Eventually his agency abandoned him, shows and projects were cancelled, honorary degrees withdrawn and he had to step down from the board of Temple University.
His career is in tatters and his authority a joke.
It was federal judge Eduardo Robreno in July 2015 who said, “The stark contrast between Bill Cosby, the public moralist and Bill Cosby, the subject of serious allegations concerning improper (and perhaps criminal) conduct, is a matter to which the (Associated Press), and by extension the public, has a significant interest.”
His ruling opened the transcripts of Andrea Constand’s civil suit.
During that case Cosby had admitted to buying Quaaludes for women he wanted to have sex with, and paying off accusers.

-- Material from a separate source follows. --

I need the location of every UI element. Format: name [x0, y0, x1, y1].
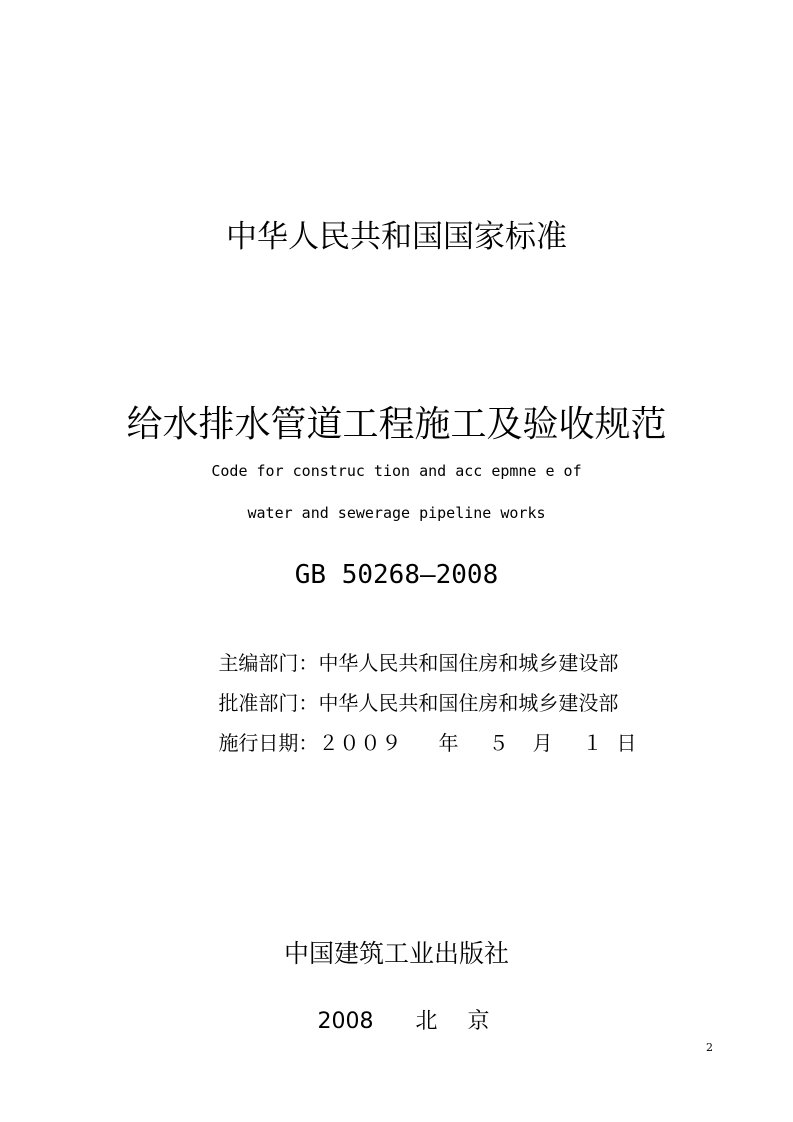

In Anne Kingston’s MacLean’s article in January 2016, she writes:
“He gave Constand one-and-a-half tablets of the antihistamine Benadryl, enough to put her to sleep “right away,” then had sexual contact knowing she wouldn’t be fully conscious. He interpreted her silence as consent, he said, boasting: “I think I’m a pretty decent reader of people and their emotions in these romantic sexual things, whatever you want to call them.”
The revelations prompted the Montgomery County district attorney, Risa Vetri Ferman to reopen the investigation and changed the charge from a misdemeanour with a two-year statute of limitations to aggravated sexual assault with a 12-year limitation that would expire in January 2016.
Investigators soon arrived in Toronto to hear from Constand.
Jury selection for the retrial is set to begin on March 29, 2018.
Andrea Constand will have to testify again.
Cosby could face up to 10 years in jail, if found guilty.